Ele disse que o setor foi atingido por uma série de eventos. Primeiro, a crise de 2008 acertou em cheio as empresas produtores de álcool, no meio de um processo de endividamento para expansão; depois, fortes chuvas provocaram uma quebra de safra; em seguida, uma grande seca reduziu em 10% a nova safra.

– Esta semana começamos a colheita da safra e a tendência em três semanas é a queda do preço do etanol. No centro-sul o preço ficará bem competitivo. Mas o mais importante será o setor voltar a crescer. Ele vinha crescendo a 10% ao ano, mas parou para fazer uma consolidação, disse Jank.

Em 2006, houve um aumento muito grande do investimento no setor sucroalcooleiro. Empresas novas entraram no mercado, se endividaram para implantar suas unidades. Quando o dólar subiu e o crédito secou, elas ainda estavam maturando o investimento. Algumas quebraram, outras foram compradas. Grandes empresas entraram no setor comprando as que estavam em dificuldade. É isso que eles chamam de consolidação. A recuperação foidificultada por duas quebras de safra, uma por excesso de chuva, outra por seca.

Um grande complicador do etanol é que ele é comparado ao preço da gasolina congelado pela Petrobras. A última grande alteração no preço da gasolina vendida pelas refinarias às distribuidoras – descontados impostos e bem antes de chegar aos postos de gasolina – aconteceu em setembro de 2005, quando o preço médio semanal, segundo a ANP, subiu de R$ 1,42, do dia 5 de setembro, para R$ 1,54, no dia 12 de setembro.
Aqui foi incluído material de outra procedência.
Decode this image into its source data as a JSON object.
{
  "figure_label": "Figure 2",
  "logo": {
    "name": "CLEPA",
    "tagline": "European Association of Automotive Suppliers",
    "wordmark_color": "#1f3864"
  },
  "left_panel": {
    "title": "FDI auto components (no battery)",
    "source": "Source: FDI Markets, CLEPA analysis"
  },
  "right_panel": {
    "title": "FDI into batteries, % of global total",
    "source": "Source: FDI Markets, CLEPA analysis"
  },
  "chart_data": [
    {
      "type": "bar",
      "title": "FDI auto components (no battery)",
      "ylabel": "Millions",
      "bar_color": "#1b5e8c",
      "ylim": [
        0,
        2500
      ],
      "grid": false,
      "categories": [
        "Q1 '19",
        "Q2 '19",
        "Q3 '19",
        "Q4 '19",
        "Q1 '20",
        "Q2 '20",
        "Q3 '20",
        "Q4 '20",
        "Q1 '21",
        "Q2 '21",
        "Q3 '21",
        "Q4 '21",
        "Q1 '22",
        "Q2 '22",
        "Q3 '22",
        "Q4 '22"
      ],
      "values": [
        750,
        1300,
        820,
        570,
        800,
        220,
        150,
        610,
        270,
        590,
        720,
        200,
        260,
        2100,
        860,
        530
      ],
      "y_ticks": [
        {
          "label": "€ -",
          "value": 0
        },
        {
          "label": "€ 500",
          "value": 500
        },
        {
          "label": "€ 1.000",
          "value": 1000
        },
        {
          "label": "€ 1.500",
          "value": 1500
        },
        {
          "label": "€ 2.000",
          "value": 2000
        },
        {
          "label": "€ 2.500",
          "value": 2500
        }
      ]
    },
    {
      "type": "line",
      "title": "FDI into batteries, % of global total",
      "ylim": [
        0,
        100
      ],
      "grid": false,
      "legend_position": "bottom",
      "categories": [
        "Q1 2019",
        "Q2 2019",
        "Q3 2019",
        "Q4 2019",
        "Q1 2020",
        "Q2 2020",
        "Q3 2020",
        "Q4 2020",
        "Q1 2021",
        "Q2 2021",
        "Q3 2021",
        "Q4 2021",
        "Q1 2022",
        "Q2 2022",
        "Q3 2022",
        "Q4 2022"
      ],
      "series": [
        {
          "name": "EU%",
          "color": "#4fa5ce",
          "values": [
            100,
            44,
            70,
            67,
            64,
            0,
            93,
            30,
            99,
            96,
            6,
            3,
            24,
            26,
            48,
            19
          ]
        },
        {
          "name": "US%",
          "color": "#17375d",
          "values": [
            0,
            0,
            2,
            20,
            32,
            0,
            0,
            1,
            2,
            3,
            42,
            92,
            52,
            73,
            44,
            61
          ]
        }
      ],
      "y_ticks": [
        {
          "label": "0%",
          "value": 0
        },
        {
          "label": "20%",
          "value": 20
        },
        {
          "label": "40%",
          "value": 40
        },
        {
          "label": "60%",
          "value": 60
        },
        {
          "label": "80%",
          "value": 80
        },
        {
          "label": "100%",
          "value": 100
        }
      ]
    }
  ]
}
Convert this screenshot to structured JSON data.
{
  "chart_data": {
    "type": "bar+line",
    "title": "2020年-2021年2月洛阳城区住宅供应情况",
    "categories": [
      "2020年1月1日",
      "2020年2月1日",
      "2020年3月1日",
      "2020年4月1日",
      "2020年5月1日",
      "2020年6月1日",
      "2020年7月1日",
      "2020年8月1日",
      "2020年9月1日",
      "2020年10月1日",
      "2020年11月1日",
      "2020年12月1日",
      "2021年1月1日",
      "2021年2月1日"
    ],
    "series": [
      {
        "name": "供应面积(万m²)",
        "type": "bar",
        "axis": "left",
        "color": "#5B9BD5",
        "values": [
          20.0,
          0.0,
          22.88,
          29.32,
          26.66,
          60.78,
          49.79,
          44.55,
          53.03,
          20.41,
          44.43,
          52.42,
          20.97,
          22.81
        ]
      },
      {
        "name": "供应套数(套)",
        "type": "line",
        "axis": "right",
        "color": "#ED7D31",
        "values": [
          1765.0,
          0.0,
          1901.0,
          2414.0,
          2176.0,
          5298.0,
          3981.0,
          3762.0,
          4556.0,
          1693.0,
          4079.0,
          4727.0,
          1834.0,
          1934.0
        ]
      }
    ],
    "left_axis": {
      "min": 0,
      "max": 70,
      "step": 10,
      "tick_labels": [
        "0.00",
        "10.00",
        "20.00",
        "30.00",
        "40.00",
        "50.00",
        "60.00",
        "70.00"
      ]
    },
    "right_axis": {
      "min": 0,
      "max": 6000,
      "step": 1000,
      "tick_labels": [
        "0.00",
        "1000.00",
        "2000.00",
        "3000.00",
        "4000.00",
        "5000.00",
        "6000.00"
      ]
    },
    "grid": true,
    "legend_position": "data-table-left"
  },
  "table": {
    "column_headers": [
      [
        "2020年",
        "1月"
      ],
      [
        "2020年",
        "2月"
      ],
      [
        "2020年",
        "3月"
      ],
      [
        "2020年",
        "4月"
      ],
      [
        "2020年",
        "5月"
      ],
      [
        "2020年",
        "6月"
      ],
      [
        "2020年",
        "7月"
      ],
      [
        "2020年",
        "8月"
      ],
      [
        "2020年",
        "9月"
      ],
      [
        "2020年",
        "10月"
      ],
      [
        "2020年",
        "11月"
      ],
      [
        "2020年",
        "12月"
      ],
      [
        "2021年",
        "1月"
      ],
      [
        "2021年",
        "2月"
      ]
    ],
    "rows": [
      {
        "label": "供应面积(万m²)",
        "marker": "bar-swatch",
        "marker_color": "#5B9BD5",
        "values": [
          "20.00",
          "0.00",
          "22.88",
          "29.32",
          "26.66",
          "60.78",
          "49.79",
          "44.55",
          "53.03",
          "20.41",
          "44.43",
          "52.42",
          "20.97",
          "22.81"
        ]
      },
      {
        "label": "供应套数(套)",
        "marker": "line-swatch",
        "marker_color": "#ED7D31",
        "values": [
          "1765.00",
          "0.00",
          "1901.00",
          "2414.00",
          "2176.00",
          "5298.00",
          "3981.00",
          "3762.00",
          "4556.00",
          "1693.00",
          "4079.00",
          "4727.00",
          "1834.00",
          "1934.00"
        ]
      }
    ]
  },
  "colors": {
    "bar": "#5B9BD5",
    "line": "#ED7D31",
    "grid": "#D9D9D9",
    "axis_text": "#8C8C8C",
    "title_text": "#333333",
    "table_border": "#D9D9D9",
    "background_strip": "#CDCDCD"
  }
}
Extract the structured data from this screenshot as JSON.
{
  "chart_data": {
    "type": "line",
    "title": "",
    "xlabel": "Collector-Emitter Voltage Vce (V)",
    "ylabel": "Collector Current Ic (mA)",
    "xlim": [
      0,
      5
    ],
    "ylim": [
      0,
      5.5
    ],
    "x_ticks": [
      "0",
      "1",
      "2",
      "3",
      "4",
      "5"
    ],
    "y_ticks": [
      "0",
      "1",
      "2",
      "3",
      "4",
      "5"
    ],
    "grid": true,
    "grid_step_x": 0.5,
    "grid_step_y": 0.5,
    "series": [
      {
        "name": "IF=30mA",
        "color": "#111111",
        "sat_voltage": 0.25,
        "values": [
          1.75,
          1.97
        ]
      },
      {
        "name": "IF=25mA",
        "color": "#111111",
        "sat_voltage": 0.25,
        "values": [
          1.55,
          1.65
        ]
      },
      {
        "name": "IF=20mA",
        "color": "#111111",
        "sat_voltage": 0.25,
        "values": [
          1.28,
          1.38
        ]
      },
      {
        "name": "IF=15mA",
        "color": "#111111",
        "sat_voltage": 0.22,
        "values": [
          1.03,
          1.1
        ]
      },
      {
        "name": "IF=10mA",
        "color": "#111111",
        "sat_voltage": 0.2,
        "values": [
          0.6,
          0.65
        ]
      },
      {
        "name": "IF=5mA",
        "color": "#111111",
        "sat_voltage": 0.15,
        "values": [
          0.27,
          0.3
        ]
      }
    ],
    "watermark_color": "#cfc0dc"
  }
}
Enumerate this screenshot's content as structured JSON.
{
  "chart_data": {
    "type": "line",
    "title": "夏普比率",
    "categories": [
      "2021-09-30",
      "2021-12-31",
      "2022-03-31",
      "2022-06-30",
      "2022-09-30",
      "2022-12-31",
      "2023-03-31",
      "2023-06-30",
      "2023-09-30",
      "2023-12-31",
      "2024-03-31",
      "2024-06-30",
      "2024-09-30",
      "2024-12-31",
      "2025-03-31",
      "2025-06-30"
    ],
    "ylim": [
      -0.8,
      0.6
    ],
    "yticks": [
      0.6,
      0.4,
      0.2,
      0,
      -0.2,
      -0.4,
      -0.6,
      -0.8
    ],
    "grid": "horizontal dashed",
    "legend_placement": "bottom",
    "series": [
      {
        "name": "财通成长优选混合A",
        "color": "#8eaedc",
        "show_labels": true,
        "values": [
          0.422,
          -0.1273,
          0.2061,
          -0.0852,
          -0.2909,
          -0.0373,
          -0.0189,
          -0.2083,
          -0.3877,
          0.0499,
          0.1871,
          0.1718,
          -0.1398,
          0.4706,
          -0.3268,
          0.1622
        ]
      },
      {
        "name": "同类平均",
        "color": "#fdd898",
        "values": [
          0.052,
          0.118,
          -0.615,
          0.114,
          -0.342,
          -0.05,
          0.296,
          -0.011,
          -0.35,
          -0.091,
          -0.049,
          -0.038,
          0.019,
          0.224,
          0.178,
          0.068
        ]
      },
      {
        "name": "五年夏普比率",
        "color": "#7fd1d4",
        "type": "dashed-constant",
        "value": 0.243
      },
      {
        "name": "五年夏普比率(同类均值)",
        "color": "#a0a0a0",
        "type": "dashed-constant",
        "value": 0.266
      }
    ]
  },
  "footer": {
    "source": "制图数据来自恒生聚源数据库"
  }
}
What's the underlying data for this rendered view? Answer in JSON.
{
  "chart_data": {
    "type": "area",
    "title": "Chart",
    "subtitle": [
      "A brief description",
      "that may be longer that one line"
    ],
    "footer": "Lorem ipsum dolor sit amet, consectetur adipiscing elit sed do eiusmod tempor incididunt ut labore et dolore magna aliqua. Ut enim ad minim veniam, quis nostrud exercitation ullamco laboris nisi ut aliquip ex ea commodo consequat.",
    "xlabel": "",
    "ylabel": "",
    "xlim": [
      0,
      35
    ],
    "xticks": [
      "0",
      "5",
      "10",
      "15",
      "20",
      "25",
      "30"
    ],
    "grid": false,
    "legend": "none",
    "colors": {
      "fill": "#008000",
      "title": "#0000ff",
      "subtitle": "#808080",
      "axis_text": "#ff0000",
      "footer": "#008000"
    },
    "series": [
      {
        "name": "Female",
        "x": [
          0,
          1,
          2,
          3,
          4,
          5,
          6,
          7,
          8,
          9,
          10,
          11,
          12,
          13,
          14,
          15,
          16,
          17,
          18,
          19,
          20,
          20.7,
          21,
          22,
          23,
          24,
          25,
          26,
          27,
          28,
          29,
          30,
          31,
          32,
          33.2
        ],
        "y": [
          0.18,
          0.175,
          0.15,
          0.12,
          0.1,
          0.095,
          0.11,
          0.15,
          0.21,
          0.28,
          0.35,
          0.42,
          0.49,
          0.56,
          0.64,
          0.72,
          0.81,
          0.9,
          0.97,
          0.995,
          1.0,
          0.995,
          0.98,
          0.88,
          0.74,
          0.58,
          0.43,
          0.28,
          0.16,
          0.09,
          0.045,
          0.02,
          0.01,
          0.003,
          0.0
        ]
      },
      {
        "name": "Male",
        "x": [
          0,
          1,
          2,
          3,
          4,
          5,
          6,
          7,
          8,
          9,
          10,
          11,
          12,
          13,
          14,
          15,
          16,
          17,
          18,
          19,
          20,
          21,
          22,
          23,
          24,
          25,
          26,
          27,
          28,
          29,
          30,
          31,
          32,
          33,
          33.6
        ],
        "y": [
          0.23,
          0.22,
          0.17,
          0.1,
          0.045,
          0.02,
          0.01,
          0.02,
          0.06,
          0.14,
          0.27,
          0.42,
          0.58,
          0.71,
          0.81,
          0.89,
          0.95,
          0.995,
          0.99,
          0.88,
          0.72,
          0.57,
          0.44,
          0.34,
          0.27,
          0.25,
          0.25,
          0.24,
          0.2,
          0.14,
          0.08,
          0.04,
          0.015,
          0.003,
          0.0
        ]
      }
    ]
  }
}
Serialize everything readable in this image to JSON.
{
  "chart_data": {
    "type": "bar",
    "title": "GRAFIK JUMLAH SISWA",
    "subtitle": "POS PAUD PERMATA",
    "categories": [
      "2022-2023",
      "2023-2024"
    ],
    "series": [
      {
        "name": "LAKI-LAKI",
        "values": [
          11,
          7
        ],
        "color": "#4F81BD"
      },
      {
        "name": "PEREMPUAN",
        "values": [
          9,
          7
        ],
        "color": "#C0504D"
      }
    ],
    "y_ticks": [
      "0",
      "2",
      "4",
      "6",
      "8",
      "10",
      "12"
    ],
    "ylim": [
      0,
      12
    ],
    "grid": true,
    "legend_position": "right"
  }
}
Para se ter uma ideia, o preço médio do último dado disponível, do final de janeiro deste ano, apon tava os mesmos R$ 1,54. A única exceção ocorre entre 8 de fevereiro e 3 de maio de 2010, quando os preços recuaram para a faixa de R$ 1,47, mas voltaram logo ao patamar de R$ 1,54.

Já com o querosene de aviação, a situação é completamente diferente. Somente este ano, os preços já foram reajustados quatro vezes, com alta acumulada de 28%, segundo o Sindicato Nacional das Empresas Aeroviárias. Em 2009, houve redução de 18%; em 2008, queda de 3,71%. Em 2007, alta de 12,6%; em 2006, aumento de 7%; em 2005, alta de 8,9%. A mesma coisa aconteceu com o óleo combustível, usado para a produção de energia em usinas termelétricas. Em janeiro de 2005, ele era vendido por R$ 0,50. No mesmo mês de 2006, foi para R$ 0,80. Alta de 60%. Em janeiro de 2007, caiu para R$ 0,61; depois subiu para R$ 1,00, em 2008; caiu para R$ 0,61, em 2009; subiu para R$ 0,87, em 2010, e chegou a R$ 0,96 em janeiro deste ano. Por serem preços ´invisíveis`, que não são vistos pelo consumidor, a política é outra, s eguindo flutuações de mercado.

O vice-presidente do Sindicato Nacional das Empresas Distribuidoras de Combustíveis e Lubrificantes, Sindicom, Alísio Vaz, também acredita que os preços do álcool começarão a cair, mas lembra que a alta foi mesmo forte.

– O álcool hidratado já subiu 31% neste ano, o álcool anidro, que é misturado à gasolina, já subiu 61%. Este ano houve condições atípicas de oferta e demanda. Em março sentimos na bomba uma queda de 60% do consumo de álcool hidratado, afirmou.

Ele é a favor de que a ANP se envolva cada vez mais com o mercado de biocombustíveis, mas lembra que nunca houve um período tão prolongado de gasolina congelada.

Se o governo quiser aumentar o imposto para reduzir a exportação de açúcar, pode ter outro efeito indesejado. Açúcar é o quinto produto da pauta de exportação brasileira, com uma receita de US$ 13 bilhões.